Bu dört dize bir yarılmayı, geri çekilişi ve sezgi patlamasını dile getiriyor. Mete Özyılmaz’ın şiir örgüsü, sözcükler arası boşlukların da anlam taşıdığı, duyumsamanın bilgiden önce geldiği bir şiir anlayışıyla örülmüş. Dize yapısı, usun (akılsal olanın) çatısını çatlatan, tözsel bir patolojiyle anlamlanan imgesel bir dizgeye işaret ediyor: “Bir ur gibi us cübbesinden sıyrılır” dizesi, düşünceye giydirilmiş tüm iktidar örtülerinin (us, mantık, yasa, gelenek) içeriden gelen bir hastalıkla delindiğini sezdiriyor. “Ur”, aynı zamanda bastırılanın geri dönüşü; sistemin kendi içinden bozulmasıdır. Bu, şairin şiir anlayışının yıkıcı, çözümleyici ve imgesel alanı sınırsızca genişleten betimlemeler yumağı olduğunu gösteriyor. İkinci dize “Kıyıdaki cesetler denize döner”, biçimsel olarak tersine çevrilmiş bir akışı, zamansal ve mekânsal bir kırılmayı betimliyor. Ceset, ölümün simgesi olarak yaşamın sonudur; deniz ise her zaman başlangıcın, bilinmeyenin, doğumun metaforu… Bu bağlamda, kıyı ile deniz arasında kurulan ters akış, ölümden doğuma, çürüyüşten olasılığa, bitimden sürekliliğe yönelen bir döngüyü düşündürüyor. Buradaki toplumsal boyut ise oldukça karanlık: Cesetler, sanki geçmişin bastırılmış tanıkları gibi, şimdiye geri dönüyor. Denize dönmeleri, yeniden dolaşıma, yeniden düşünüşe katılmaları demek… Bu, belleğin bastırılan sözlerle kurduğu derin bağa işaret ediyor. Bir toplumun sahile vuran ölüleri, tarihsel suçların, görmezden gelinen acıların, suskunlukla mühürlenmiş öykülerin tortusu… “Şişede mektup / Okunmadan kalır” dizeleri, bu içsel ve dışsal hareketin en yalın ama en acı tanığı… Şairin duygu ve düşünce poetikasında iletişimsizlik yapısal bir sorun. Şişe, hem korunaklılık hem erişilmezliktir… Mektup ise bir çağrı; ama burada, okunmayan bir çağrı… Modern insanın iletisini gönderdiği ama cevap alamadığı bir dünyada, şair, duygu ile düşüncenin iç içe geçmiş birlikteliğini gözler önüne seriyor. Mektup okunmuyor çünkü çağdaş toplum, imgeleri tüketiyor ama anlamları taşımıyor. Bu bir görsel ve zihinsel yorgunluk mu? Belki de duyarsızlaşmış bir çağın körlüğü… Tüm bu temalar, dizelerde birbirine içkin, ayrışmayan, bütünsel bir yaşam algısı olarak beliriyor. Bu dizeler, okunmamış bir mektup gibi, ama tam da bu nedenle etkili biçimde güncel…

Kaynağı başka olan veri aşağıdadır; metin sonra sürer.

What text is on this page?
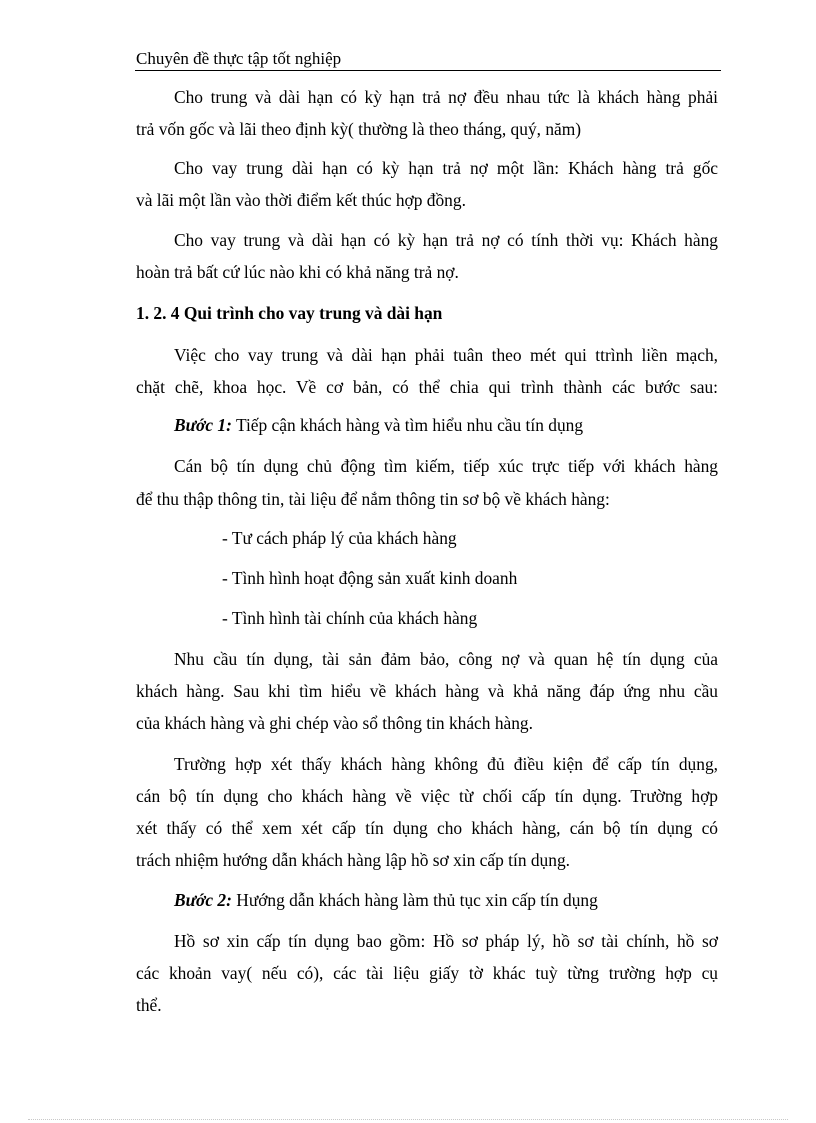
Chuyên đề thực tập tốt nghiệp
Cho trung và dài hạn có kỳ hạn trả nợ đều nhau tức là khách hàng phải
trả vốn gốc và lãi theo định kỳ( thường là theo tháng, quý, năm)
Cho vay trung dài hạn có kỳ hạn trả nợ một lần: Khách hàng trả gốc
và lãi một lần vào thời điểm kết thúc hợp đồng.
Cho vay trung và dài hạn có kỳ hạn trả nợ có tính thời vụ: Khách hàng
hoàn trả bất cứ lúc nào khi có khả năng trả nợ.
1. 2. 4 Qui trình cho vay trung và dài hạn
Việc cho vay trung và dài hạn phải tuân theo mét qui ttrình liền mạch,
chặt chẽ, khoa học. Về cơ bản, có thể chia qui trình thành các bước sau:
Bước 1: Tiếp cận khách hàng và tìm hiểu nhu cầu tín dụng
Cán bộ tín dụng chủ động tìm kiếm, tiếp xúc trực tiếp với khách hàng
để thu thập thông tin, tài liệu để nắm thông tin sơ bộ về khách hàng:
- Tư cách pháp lý của khách hàng
- Tình hình hoạt động sản xuất kinh doanh
- Tình hình tài chính của khách hàng
Nhu cầu tín dụng, tài sản đảm bảo, công nợ và quan hệ tín dụng của
khách hàng. Sau khi tìm hiểu về khách hàng và khả năng đáp ứng nhu cầu
của khách hàng và ghi chép vào sổ thông tin khách hàng.
Trường hợp xét thấy khách hàng không đủ điều kiện để cấp tín dụng,
cán bộ tín dụng cho khách hàng về việc từ chối cấp tín dụng. Trường hợp
xét thấy có thể xem xét cấp tín dụng cho khách hàng, cán bộ tín dụng có
trách nhiệm hướng dẫn khách hàng lập hồ sơ xin cấp tín dụng.
Bước 2: Hướng dẫn khách hàng làm thủ tục xin cấp tín dụng
Hồ sơ xin cấp tín dụng bao gồm: Hồ sơ pháp lý, hồ sơ tài chính, hồ sơ
các khoản vay( nếu có), các tài liệu giấy tờ khác tuỳ từng trường hợp cụ
thể.
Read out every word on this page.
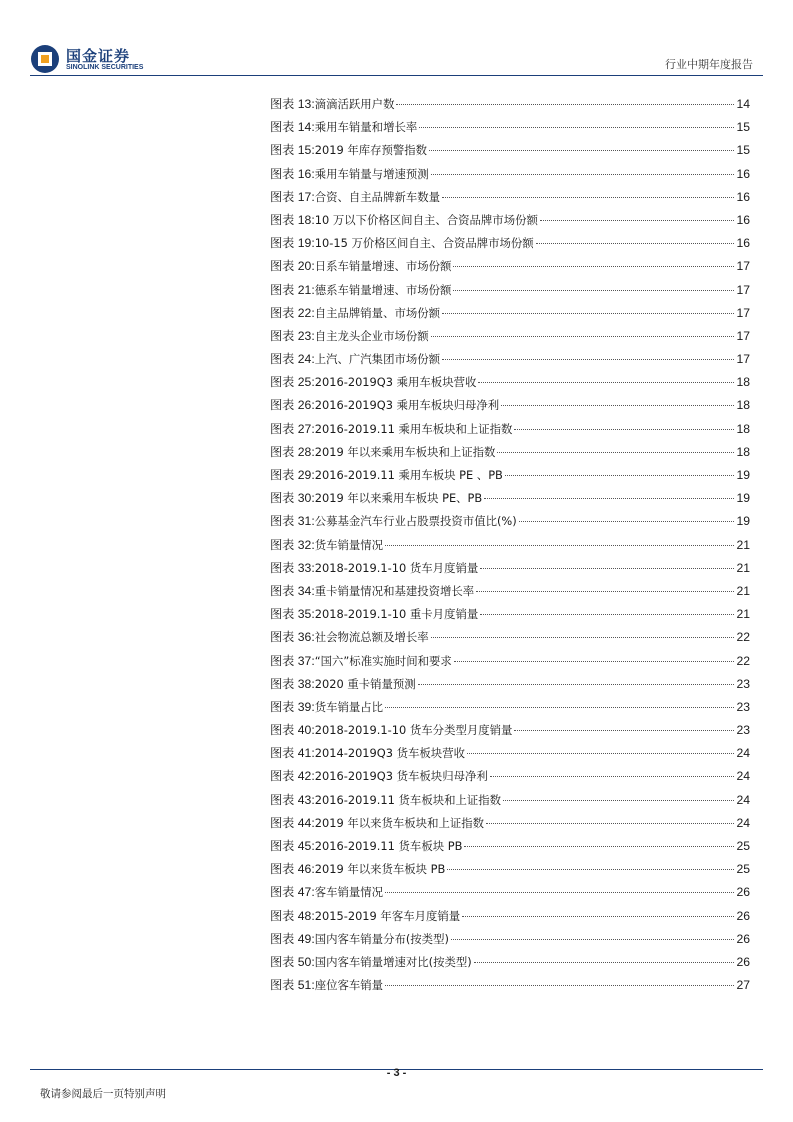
国金证券
SINOLINK SECURITIES	行业中期年度报告
图表 13: 滴滴活跃用户数	14
图表 14: 乘用车销量和增长率	15
图表 15: 2019 年库存预警指数	15
图表 16: 乘用车销量与增速预测	16
图表 17: 合资、自主品牌新车数量	16
图表 18: 10 万以下价格区间自主、合资品牌市场份额	16
图表 19: 10-15 万价格区间自主、合资品牌市场份额	16
图表 20: 日系车销量增速、市场份额	17
图表 21: 德系车销量增速、市场份额	17
图表 22: 自主品牌销量、市场份额	17
图表 23: 自主龙头企业市场份额	17
图表 24: 上汽、广汽集团市场份额	17
图表 25: 2016-2019Q3 乘用车板块营收	18
图表 26: 2016-2019Q3 乘用车板块归母净利	18
图表 27: 2016-2019.11 乘用车板块和上证指数	18
图表 28: 2019 年以来乘用车板块和上证指数	18
图表 29: 2016-2019.11 乘用车板块 PE 、PB	19
图表 30: 2019 年以来乘用车板块 PE、PB	19
图表 31: 公募基金汽车行业占股票投资市值比(%)	19
图表 32: 货车销量情况	21
图表 33: 2018-2019.1-10 货车月度销量	21
图表 34: 重卡销量情况和基建投资增长率	21
图表 35: 2018-2019.1-10 重卡月度销量	21
图表 36: 社会物流总额及增长率	22
图表 37: “国六”标准实施时间和要求	22
图表 38: 2020 重卡销量预测	23
图表 39: 货车销量占比	23
图表 40: 2018-2019.1-10 货车分类型月度销量	23
图表 41: 2014-2019Q3 货车板块营收	24
图表 42: 2016-2019Q3 货车板块归母净利	24
图表 43: 2016-2019.11 货车板块和上证指数	24
图表 44: 2019 年以来货车板块和上证指数	24
图表 45: 2016-2019.11 货车板块 PB	25
图表 46: 2019 年以来货车板块 PB	25
图表 47: 客车销量情况	26
图表 48: 2015-2019 年客车月度销量	26
图表 49: 国内客车销量分布(按类型)	26
图表 50: 国内客车销量增速对比(按类型)	26
图表 51: 座位客车销量	27
- 3 -
敬请参阅最后一页特别声明
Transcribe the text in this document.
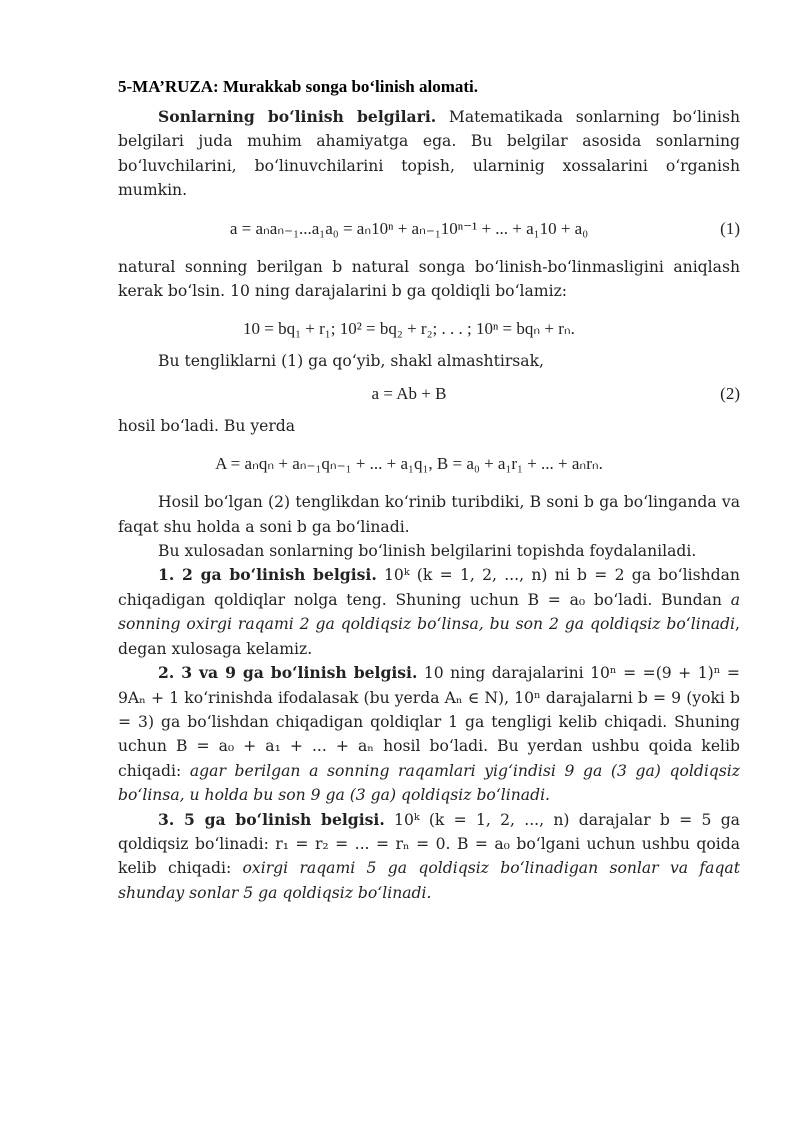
5-MA’RUZA: Murakkab songa bo‘linish alomati.

Sonlarning bo‘linish belgilari. Matematikada sonlarning bo‘linish belgilari juda muhim ahamiyatga ega. Bu belgilar asosida sonlarning bo‘luvchilarini, bo‘linuvchilarini topish, ularninig xossalarini o‘rganish mumkin.

a = aₙaₙ₋₁...a₁a₀ = aₙ10ⁿ + aₙ₋₁10ⁿ⁻¹ + ... + a₁10 + a₀	(1)

natural sonning berilgan b natural songa bo‘linish-bo‘linmasligini aniqlash kerak bo‘lsin. 10 ning darajalarini b ga qoldiqli bo‘lamiz:

10 = bq₁ + r₁; 10² = bq₂ + r₂; . . . ; 10ⁿ = bqₙ + rₙ.

Bu tengliklarni (1) ga qo‘yib, shakl almashtirsak,

a = Ab + B	(2)

hosil bo‘ladi. Bu yerda

A = aₙqₙ + aₙ₋₁qₙ₋₁ + ... + a₁q₁, B = a₀ + a₁r₁ + ... + aₙrₙ.

Hosil bo‘lgan (2) tenglikdan ko‘rinib turibdiki, B soni b ga bo‘linganda va faqat shu holda a soni b ga bo‘linadi.

Bu xulosadan sonlarning bo‘linish belgilarini topishda foydalaniladi.

1. 2 ga bo‘linish belgisi. 10ᵏ (k = 1, 2, ..., n) ni b = 2 ga bo‘lishdan chiqadigan qoldiqlar nolga teng. Shuning uchun B = a₀ bo‘ladi. Bundan a sonning oxirgi raqami 2 ga qoldiqsiz bo‘linsa, bu son 2 ga qoldiqsiz bo‘linadi, degan xulosaga kelamiz.

2. 3 va 9 ga bo‘linish belgisi. 10 ning darajalarini 10ⁿ = =(9 + 1)ⁿ = 9Aₙ + 1 ko‘rinishda ifodalasak (bu yerda Aₙ ∈ N), 10ⁿ darajalarni b = 9 (yoki b = 3) ga bo‘lishdan chiqadigan qoldiqlar 1 ga tengligi kelib chiqadi. Shuning uchun B = a₀ + a₁ + ... + aₙ hosil bo‘ladi. Bu yerdan ushbu qoida kelib chiqadi: agar berilgan a sonning raqamlari yig‘indisi 9 ga (3 ga) qoldiqsiz bo‘linsa, u holda bu son 9 ga (3 ga) qoldiqsiz bo‘linadi.

3. 5 ga bo‘linish belgisi. 10ᵏ (k = 1, 2, ..., n) darajalar b = 5 ga qoldiqsiz bo‘linadi: r₁ = r₂ = ... = rₙ = 0. B = a₀ bo‘lgani uchun ushbu qoida kelib chiqadi: oxirgi raqami 5 ga qoldiqsiz bo‘linadigan sonlar va faqat shunday sonlar 5 ga qoldiqsiz bo‘linadi.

“Yenilgi. Eşit adımlarla yanaşıp dünyanın özüne
Yıldızların ucunu yeni baştan yonttum
Kaybolup bir metro durağında ya da uzağında bir grevin
Kalbe kısrak koşturan şarkıları unuttum”
Mete Özyılmaz’ın bu dizeleri, günümüz şiirinin karanlıkta parlayan taşlarını andırmakta: her dize hem keskin hem suskun; hem içsel çığlık hem toplumsal çöküş. Duygular, burada alçak sesle, bastırılmış gürültüyle ilerliyor. Her dize, düşmüş bir bayrağın kenarına ilişmiş toz zerresi gibi: görünmeyen ama ağırlık bırakan… Dizeler, bireyin yorgun sesini taşıyor önce; ardından topluluğun bastırılmış soluğunu. “Yenilgi. Eşit adımlarla yanaşıp dünyanın özüne” dizesinde o tek sözcükle -yenilgiyle- açılan kapı, insanlığın kaybını, çağın sessiz tükenişini duyumsatmakta… Eşit adımlar, yürünen yolun müziği; aynı zamanda düzleştirilmiş zihinlerin, aynı çizgideki düşüncelerin karşıt duruşunu imliyor. Sonra yıldızlara dönüyor gözümüz. “Yıldızların ucunu yeni baştan yonttum” sözü, geçmişin taş yontucusuyla geleceğin ışıltısını bir araya getirmekte ve yontmak, biçim verme işi; direnç, karşı koyuş, yeniden yaratım… Mete Özyılmaz, bu dizeyle insanın göğe, kendine de şekil vermesini anlatıyor. Işık, sunulmuş parıltı; çekiç sesleriyle kazanılmış aydınlık gerçeği… “Kaybolup metro durağında ya da uzağında grevin” dizesinde ise, çağın acelesiyle emeğin sessiz çığlığı çarpışıyor. Kentin yeraltı damarlarıyla, sokağın çırpınan nabzı iç içe geçmekte… Metro durağı, yönünü yitirmişliğin çağdaş mekânı olurken; grev, direniş, anımsanmayan geçmişin izlerini duyumsatıyor. Şair, bu dizede, insanın içsel çözülüşünü, toplumsal bağlamla örüyor; kişisel olanı, kamusal olanla eriterek… Mete Özyılmaz, bu şiirsel geçitte, Walter Benjamin’in pasajlarını çağrıştıran bilinçle ilerlemekte. Yani geçmişi anımsamanın, aslında bugünle çarpışmak için geri çağrıldığına bir gönderme… En vurucu ağırlık ise “Kalbe kısrak koşturan şarkıları unuttum” dizesinde saklanıyor. Kalp: duygunun, direncin, anımsamanın mekânı. Kısrak: Anadolu bozkırında özgürlüğün, tutkunun, coşkunun imgesi. Şarkılar: geçmiş zamanda eylemin nabzı, şimdi ise unutulmuş sesler. Unutmak, burada silinme; bastırılma, zorunlu geri çekilme… Şair, bu unutmayı edilgen; dirençsizliğin ağırlığında anlatmaya çalışıyor. Tam da bu dizelerde Özyılmaz’ın şiir anlayışı çıkıyor önümüze: yalın ama süslemesiz duygulanım ve anlatım sözkonusu. Katmanlı ve çarpışmalı. Modern şiirin içe kıvrılan devinimiyle, toplumsal belleğin dışa taşan çığlığını aynı gövdede toplamayı başarıyor. İçten içe kazıyor okuru. Kendi yıldızını, kendi sessizliğini yontmaya çağırarak. Dize dize, adım adım…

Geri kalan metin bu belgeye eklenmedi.